Anlamsızca etrafına baktı ve ne olduğunu anlamaya çalıştı. İçeriye parlak günışığı vuruyordu. Etraf renkliydi ve bu gözünü yoruyordu. Saçma sapan bir karmaşıklığı. Ve biraz da tanıdıktı sanki.

Olduğu yere kafasını tekrar geri koydu ve üşengeçlikle,panda misali yatakta yuvarlandı. Üzerinde kocaman bir ağırlık varmış gibi hissediyodu. Sırtından başlayıp kollarına uzanan bir ağrı vardı ve bu gerçekten de sinir bozucuydu.

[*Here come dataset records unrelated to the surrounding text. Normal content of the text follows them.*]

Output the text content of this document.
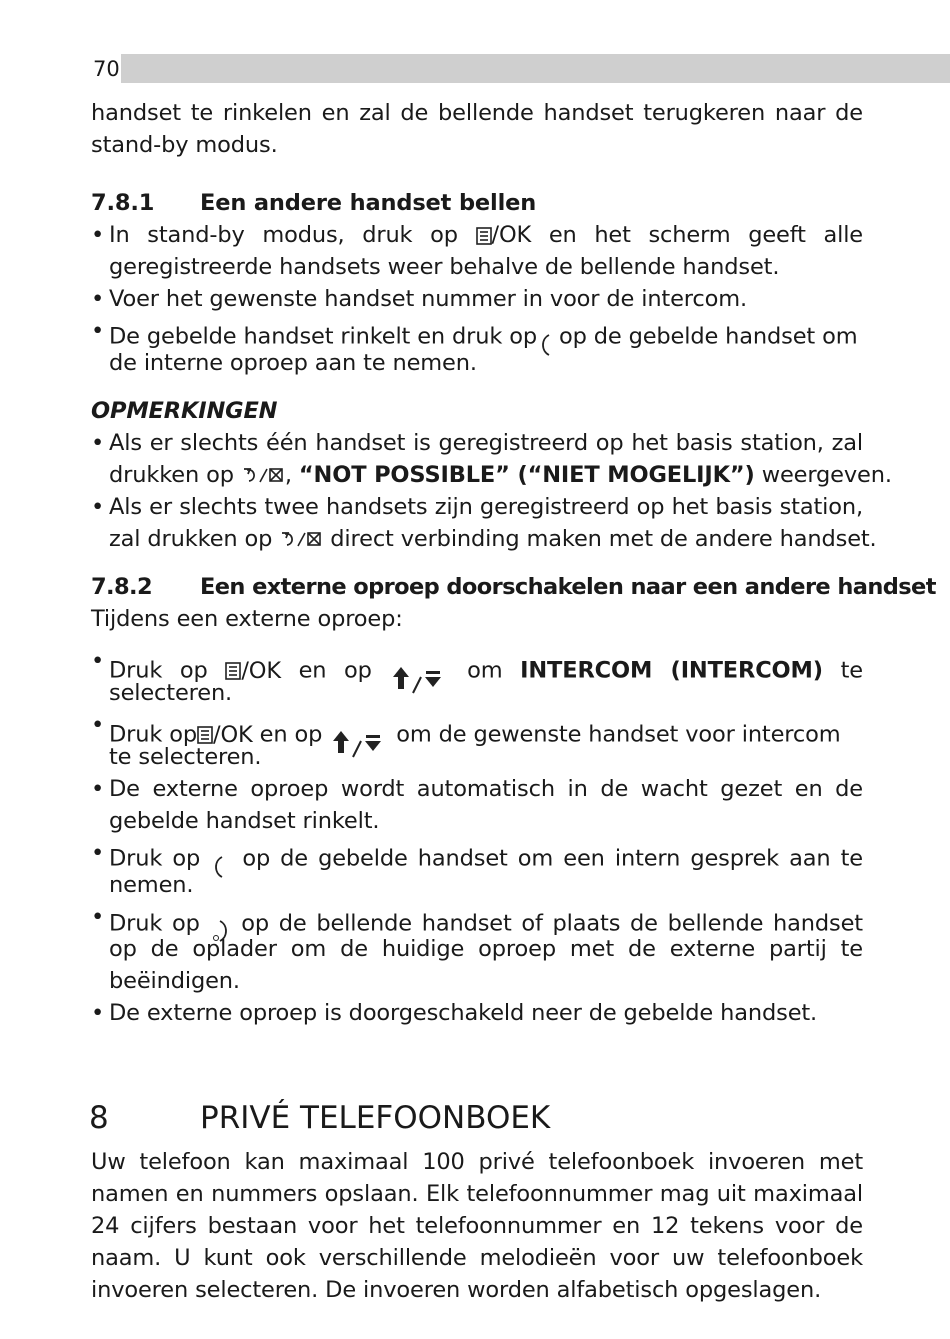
70
handset te rinkelen en zal de bellende handset terugkeren naar de
stand-by modus.
7.8.1 Een andere handset bellen
• In stand-by modus, druk op /OK en het scherm geeft alle
geregistreerde handsets weer behalve de bellende handset.
• Voer het gewenste handset nummer in voor de intercom.
• De gebelde handset rinkelt en druk op op de gebelde handset om
de interne oproep aan te nemen.
OPMERKINGEN
• Als er slechts één handset is geregistreerd op het basis station, zal
drukken op , “NOT POSSIBLE” (“NIET MOGELIJK”) weergeven.
• Als er slechts twee handsets zijn geregistreerd op het basis station,
zal drukken op	direct verbinding maken met de andere handset.
7.8.2 Een externe oproep doorschakelen naar een andere handset
Tijdens een externe oproep:
• Druk op /OK en op	om INTERCOM (INTERCOM) te
selecteren.
• Druk op /OK en op	om de gewenste handset voor intercom
te selecteren.
• De externe oproep wordt automatisch in de wacht gezet en de
gebelde handset rinkelt.
• Druk op op de gebelde handset om een intern gesprek aan te
nemen.
• Druk op op de bellende handset of plaats de bellende handset
op de oplader om de huidige oproep met de externe partij te
beëindigen.
• De externe oproep is doorgeschakeld neer de gebelde handset.
8	PRIVÉ TELEFOONBOEK
Uw telefoon kan maximaal 100 privé telefoonboek invoeren met
namen en nummers opslaan. Elk telefoonnummer mag uit maximaal
24 cijfers bestaan voor het telefoonnummer en 12 tekens voor de
naam. U kunt ook verschillende melodieën voor uw telefoonboek
invoeren selecteren. De invoeren worden alfabetisch opgeslagen.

Rahatsızca yerinde kıpırdandı ve kapının açılmasıyla bakışları o yöne kaydı.
İçeriye giren çocuğu buğulu gözlerle zar zor seçebildi. Louis mi?..

"Hey... Uyanıp kendine geldiğini umuyorum. Bir kez daha o iğrenç şarkıyı söylersen eğer seni öldürürüm."

"Lou?..."

"Güzel. Beni tanıyorsun."

"Ben buray-..."

"Nasıl geldim bilmiyorum falan filan. Boşversene. Hadi kalk birşeyler ye sonra anlatırım."

Louis şapşal hareketleriyle odadan çıkarken Liam önce ağrıdan ölen başını ovdu. Dünden hatırladığı son şey arabada olduğuydu. Araba sürerken buraya gelmesi,yada o saatte Louis'le karşılaşması imkansızdı zaten. Kaza yapmışta olamazdı çünkü kesinlikle öldüğünde Louis'ten kurtulma planları vardı. Şu anda bulunduğu odanın dağınıklığı bile Liam'ın sinirini deniyordu adeta.

"Tanrım..." diye mırıldandı kendi kendine.

Aklındaki deniz uğultusunu hatırlar gibi oldu. Ama düne ait herşey siyaha boyanmış gibiydi. Neden burada olduğu ise tamamen bir bilinmezdi ve imkansıza yakındı. Ama buradaydı işte.

Onu nasıl bulduklarını bilmiyordu ama hemen gidip öğrenmesi gerekiyordu. Birde şu ağrılar için ilaç almak...

Üzerindekileri kenara itti. Bir süre daha bacaklarını sarkıtıp o şekilde yatakta bekledi. Kafasını iki yana sallayarak ayılmaya çalıştı.

Daha sonra yerinden zorla kalkıp diğerlerinin yanına adımladı. Tüm bilinmezlikten kurtulmak istiyordu. Yani dünün zihnindeki bilinmezliğinden.

İçeriye ulaştığında kanepede uzanan, yine birşeyler atıştıran Niall'a ve hemen yanına kendini atan Louis'e baktı.
Neden burada olduğu hakkında en ufak bir fikri yoktu. Ve çocuklarında yardımcı oldukları söylenemezdi.

"Hey..." diye ayaklarını sürterek içeri girdi.

"Vay canına Liam.. O berbat şarkıdan vazgeçmişsin,tanrıya şükür."

Niall'ın boğuk konuşmasına anlamsız bakışlar attı. Neyden bahsettiğini anlamadığı için sadece kafa sallayıp geçti ve karşılarına oturdu.

"Başım ölüyor." dedi ve geriye yaslandı.

"Tamamen ölmediğin için dua etmelisin."
dedi Louis. Yine çenesi durmuyordu. Ama Liam bu sefer sadece ondan açıklaması gereken şeyi anlatmasını diliyordu.